Le boom des procurations

Régionales 2015dossier
Un électeur sur deux ne s’est pas déplacé pour le premier tour. Après l’annonce des résultats, les commissariats ont fait face à un afflux de requêtes.
L'inscription sur les listes électorales doit être faite avant le 31 décembre. (Photo Thierry Zoccolan. AFP)
publié le 11 décembre 2015 à 19h06

Dimanche dernier, 22,6 millions de Français ont voté au premier tour des élections régionales. C’est tout de même 1,5 million de plus qu’au premier tour du scrutin précédent, en 2010. Mais cela n’a pas empêché l’abstention d’atteindre 50,09 %, ni le Front national d’arriver en tête dans une région métropolitaine sur deux. Deux raisons qui ont poussé bon nombre d’électeurs s’étant abstenus dimanche dernier à faire une procuration pour le second tour.

«J'ai l'habitude de voter, mais cette fois je n'avais pas pris le temps de faire une procuration, et puis avec les attentats, je n'avais pas très envie de mettre les pieds dans un poste de police», raconte Adrien, 25 ans, en sortant vendredi du commissariat du XIIe arrondissement de Paris, son récépissé à la main. A côté de lui, Emma, 23 ans, admet que «si le FN n'avait pas été aussi haut au premier tour», elle n'aurait sans doute pas pris le temps d'effectuer la démarche. «Même s'il n'y a pas trop de risques que le Front gagne dans les Pays-de-la-Loire, il a vraiment fait un gros score chez moi, dans la Sarthe…» Mathieu, Parisien de 38 ans, n'avait pas prévu non plus de faire une procuration pour ce week-end, qu'il passera dans le sud-est de la France. Mais dès mardi, il s'est rendu au commissariat de son quartier. «C'est la troisième fois en quinze ans que je fais une procuration, et je n'avais jamais vu ça. J'ai fait la queue dehors, sous la pluie, pendant une heure et quart. Tout le monde râlait, mais personne n'a fait demi-tour.»

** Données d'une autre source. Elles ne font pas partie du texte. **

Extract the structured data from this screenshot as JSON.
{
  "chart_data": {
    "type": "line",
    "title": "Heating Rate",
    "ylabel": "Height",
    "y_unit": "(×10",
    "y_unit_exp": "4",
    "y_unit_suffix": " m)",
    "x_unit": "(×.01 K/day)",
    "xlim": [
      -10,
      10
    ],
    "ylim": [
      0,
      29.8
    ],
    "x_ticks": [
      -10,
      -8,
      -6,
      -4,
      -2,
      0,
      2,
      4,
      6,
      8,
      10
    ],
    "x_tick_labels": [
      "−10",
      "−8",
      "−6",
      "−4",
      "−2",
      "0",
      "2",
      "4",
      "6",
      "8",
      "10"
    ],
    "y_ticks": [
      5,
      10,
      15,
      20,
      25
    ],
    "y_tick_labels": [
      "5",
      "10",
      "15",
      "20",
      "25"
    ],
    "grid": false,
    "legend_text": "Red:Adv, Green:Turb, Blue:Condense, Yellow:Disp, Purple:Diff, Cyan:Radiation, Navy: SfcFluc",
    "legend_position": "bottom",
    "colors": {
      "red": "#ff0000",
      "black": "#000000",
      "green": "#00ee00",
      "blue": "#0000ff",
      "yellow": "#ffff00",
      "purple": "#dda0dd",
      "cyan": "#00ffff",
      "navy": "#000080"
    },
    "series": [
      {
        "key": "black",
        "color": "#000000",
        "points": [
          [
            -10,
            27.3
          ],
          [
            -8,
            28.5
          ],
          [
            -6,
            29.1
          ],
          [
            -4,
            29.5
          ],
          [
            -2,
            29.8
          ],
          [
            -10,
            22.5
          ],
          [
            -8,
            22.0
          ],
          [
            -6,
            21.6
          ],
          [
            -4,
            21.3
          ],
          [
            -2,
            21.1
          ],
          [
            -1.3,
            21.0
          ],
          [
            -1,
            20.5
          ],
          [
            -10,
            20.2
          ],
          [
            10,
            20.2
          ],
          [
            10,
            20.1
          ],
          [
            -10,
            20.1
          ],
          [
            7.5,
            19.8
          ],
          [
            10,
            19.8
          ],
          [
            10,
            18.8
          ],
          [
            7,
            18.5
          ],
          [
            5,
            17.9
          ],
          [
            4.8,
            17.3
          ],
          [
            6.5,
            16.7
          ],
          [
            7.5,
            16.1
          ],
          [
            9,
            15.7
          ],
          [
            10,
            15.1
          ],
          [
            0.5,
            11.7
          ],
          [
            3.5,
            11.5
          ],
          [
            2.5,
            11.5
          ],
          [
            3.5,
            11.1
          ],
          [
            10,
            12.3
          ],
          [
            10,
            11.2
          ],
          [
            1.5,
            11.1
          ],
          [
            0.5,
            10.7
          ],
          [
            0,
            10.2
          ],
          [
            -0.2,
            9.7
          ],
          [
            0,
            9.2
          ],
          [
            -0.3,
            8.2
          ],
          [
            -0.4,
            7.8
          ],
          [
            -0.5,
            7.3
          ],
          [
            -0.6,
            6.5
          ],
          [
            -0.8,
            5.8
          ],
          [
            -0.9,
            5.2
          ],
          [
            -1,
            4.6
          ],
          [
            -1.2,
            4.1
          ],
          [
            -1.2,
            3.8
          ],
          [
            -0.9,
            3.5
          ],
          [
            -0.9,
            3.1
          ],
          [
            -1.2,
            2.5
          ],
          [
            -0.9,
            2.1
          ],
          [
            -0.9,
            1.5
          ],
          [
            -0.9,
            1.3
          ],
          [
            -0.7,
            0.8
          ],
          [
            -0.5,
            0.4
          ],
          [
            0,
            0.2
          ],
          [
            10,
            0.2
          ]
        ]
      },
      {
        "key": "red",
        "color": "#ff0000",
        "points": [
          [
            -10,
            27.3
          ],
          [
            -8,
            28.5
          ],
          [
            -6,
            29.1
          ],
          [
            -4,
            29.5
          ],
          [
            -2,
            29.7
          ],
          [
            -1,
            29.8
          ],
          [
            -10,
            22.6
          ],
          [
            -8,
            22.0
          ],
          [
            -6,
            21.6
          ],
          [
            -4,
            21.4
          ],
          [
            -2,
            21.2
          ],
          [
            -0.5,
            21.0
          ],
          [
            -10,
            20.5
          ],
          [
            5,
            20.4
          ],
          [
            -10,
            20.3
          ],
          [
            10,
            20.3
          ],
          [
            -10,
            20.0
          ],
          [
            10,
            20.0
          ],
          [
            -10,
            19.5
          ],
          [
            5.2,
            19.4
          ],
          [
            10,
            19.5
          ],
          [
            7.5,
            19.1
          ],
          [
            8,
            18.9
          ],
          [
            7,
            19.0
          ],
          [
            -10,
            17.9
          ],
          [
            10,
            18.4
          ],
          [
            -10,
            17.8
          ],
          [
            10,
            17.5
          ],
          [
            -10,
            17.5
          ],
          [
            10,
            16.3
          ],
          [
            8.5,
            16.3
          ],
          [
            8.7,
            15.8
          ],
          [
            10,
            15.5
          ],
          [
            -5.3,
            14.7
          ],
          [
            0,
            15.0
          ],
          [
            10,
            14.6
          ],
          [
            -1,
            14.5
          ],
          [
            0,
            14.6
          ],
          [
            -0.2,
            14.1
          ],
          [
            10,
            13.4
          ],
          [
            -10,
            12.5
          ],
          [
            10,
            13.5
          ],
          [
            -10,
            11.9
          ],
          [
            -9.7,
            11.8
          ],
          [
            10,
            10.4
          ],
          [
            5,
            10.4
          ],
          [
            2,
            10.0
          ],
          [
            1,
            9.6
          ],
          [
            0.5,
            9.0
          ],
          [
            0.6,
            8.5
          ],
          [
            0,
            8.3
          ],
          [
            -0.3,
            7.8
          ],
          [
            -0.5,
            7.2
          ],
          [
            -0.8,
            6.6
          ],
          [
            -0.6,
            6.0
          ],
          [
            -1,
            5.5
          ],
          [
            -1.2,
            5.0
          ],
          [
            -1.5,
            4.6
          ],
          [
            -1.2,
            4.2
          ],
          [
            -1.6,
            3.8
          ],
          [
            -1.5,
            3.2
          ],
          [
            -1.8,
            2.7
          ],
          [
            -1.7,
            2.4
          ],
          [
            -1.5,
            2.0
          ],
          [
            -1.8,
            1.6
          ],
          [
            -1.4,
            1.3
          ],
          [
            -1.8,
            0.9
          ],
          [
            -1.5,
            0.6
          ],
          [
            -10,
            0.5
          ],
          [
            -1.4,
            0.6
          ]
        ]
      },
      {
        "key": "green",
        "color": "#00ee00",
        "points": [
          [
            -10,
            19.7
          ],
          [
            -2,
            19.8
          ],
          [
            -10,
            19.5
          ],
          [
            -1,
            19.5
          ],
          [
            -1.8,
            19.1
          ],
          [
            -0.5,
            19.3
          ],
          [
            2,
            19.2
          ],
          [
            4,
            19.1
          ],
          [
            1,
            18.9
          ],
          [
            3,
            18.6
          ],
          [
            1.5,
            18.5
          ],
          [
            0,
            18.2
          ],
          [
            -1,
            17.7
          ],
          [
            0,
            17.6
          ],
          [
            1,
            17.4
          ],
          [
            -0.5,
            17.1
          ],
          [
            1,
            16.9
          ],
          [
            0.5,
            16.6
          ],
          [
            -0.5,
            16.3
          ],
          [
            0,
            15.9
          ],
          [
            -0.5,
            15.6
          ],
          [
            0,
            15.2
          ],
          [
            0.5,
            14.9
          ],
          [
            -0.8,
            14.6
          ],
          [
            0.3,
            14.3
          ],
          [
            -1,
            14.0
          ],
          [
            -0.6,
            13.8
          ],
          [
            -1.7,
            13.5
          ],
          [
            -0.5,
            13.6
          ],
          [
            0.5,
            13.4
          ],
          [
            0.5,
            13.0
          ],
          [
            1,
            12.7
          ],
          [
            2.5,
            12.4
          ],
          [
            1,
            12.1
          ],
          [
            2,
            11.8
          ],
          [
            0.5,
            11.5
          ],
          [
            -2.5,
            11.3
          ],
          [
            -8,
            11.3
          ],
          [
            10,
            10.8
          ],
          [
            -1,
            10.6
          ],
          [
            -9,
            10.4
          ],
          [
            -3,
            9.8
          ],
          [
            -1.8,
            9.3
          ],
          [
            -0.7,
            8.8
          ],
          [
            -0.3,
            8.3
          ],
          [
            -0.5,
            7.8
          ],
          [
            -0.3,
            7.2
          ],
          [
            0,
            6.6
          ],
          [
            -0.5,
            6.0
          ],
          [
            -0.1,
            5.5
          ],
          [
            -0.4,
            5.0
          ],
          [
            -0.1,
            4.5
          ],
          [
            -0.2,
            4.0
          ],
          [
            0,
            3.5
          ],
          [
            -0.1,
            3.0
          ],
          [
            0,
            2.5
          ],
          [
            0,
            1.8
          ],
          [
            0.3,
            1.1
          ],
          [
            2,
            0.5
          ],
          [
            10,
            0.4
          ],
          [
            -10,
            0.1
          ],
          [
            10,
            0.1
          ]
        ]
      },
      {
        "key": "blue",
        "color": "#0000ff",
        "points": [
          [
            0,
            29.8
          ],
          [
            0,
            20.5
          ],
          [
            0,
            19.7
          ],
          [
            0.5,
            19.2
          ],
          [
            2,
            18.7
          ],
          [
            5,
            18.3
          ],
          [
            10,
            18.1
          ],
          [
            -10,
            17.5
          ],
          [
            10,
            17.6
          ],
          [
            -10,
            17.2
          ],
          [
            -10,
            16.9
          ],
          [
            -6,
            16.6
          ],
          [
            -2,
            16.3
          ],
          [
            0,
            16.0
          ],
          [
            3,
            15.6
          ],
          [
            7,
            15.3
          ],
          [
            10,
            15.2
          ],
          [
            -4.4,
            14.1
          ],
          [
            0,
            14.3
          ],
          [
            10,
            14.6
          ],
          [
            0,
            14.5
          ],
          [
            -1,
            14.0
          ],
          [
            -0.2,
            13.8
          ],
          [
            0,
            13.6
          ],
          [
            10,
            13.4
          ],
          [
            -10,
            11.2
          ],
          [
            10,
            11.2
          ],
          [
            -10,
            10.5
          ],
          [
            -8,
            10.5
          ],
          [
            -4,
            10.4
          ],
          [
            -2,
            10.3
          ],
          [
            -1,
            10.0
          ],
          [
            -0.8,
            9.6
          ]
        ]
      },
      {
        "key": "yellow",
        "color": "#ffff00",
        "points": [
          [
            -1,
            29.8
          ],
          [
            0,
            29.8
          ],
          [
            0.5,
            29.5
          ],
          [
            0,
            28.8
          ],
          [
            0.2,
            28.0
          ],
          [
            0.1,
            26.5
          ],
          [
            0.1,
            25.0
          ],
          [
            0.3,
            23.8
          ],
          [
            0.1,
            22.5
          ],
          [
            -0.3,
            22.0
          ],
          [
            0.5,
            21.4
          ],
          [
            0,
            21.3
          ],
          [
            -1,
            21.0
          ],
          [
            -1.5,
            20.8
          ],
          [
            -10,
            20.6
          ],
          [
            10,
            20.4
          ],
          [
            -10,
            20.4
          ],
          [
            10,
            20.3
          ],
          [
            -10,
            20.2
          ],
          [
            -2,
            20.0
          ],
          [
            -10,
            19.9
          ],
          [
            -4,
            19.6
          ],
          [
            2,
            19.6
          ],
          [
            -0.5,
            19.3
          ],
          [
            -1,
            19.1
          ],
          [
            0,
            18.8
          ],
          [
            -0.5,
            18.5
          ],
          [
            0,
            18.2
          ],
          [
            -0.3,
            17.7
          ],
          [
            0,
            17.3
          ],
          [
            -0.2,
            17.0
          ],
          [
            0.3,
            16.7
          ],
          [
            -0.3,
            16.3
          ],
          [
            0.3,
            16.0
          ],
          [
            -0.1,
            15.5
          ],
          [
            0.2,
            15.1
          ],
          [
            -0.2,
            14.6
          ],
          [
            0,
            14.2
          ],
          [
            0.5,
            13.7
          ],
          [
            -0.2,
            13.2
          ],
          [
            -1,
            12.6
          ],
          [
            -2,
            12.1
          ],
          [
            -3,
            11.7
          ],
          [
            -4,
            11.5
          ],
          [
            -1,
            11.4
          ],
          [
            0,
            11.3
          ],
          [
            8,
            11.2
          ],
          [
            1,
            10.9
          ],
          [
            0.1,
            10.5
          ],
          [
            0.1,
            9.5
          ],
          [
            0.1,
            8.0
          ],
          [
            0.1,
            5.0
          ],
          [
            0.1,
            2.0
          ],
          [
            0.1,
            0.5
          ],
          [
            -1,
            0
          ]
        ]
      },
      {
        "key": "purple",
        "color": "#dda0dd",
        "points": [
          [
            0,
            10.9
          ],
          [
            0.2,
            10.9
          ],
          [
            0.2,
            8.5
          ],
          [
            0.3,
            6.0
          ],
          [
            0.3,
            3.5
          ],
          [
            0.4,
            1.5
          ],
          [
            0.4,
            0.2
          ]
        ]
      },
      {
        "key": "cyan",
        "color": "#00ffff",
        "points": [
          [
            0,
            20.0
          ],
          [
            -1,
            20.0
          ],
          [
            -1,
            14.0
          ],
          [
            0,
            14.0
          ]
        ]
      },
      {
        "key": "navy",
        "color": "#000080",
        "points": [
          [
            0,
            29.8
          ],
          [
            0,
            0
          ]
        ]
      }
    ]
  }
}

Le constat, relayé par la presse régionale, se fait un peu partout, de Lille à Toulouse en passant par Narbonne, Arras ou Belfort. Même si toutes les catégories d’âge sont touchées, les jeunes, très présents parmi les abstentionnistes dimanche dernier, semblent plus particulièrement se mobiliser. C’est notamment le cas dans les villes étudiantes, où les jeunes des alentours, attirés par l’université ou une quelconque école, ne retournent pas toujours voter dans leur patelin d’origine, où leur nom figure toujours sur les listes électorales…

Au commissariat central de Strasbourg par exemple, on ne cache pas une explosion du nombre de requêtes : «Les appels que l'on a reçus cette semaine portaient en majorité sur ce sujet.» Et les chiffres enregistrés sont édifiants : entre le 4 juin et le 6 décembre, veille du premier tour, c'est-à-dire en six mois, ce commissariat avait enregistré 1 545 procurations pour les élections régionales. De lundi à jeudi midi, en à peine trois jours et demi, il en avait validé 1 193 de plus.

Suffisant pour faire brutalement reculer l'abstention et le Front national au second tour dimanche ? En tout cas, même les terres moins perméables au vote frontiste semblent concernées. «Ma région n'est pas en "danger immédiat", mais tout vote allant ailleurs qu'au FN est bon à prendre, estime Simon, Rennais de 27 ans exilé en banlieue parisienne. Connaissant la Bretagne, je n'étais pas du tout inquiet avant le premier tour, et les résultats m'ont d'ailleurs donné raison. Mais 18 % pour le Front national, c'est déjà trop.»

Vendredi, les queues s'étaient réduites : les procurations devant encore voyager par la poste, «à l'ancienne», il était sans doute déjà trop tard pour quiconque espérait voir sa voix représentée à l'autre bout du pays. Pourtant, certains, comme Emma, insistaient encore. «On nous a bien dit que c'était probablement en vain, mais au moins, on a bonne conscience.»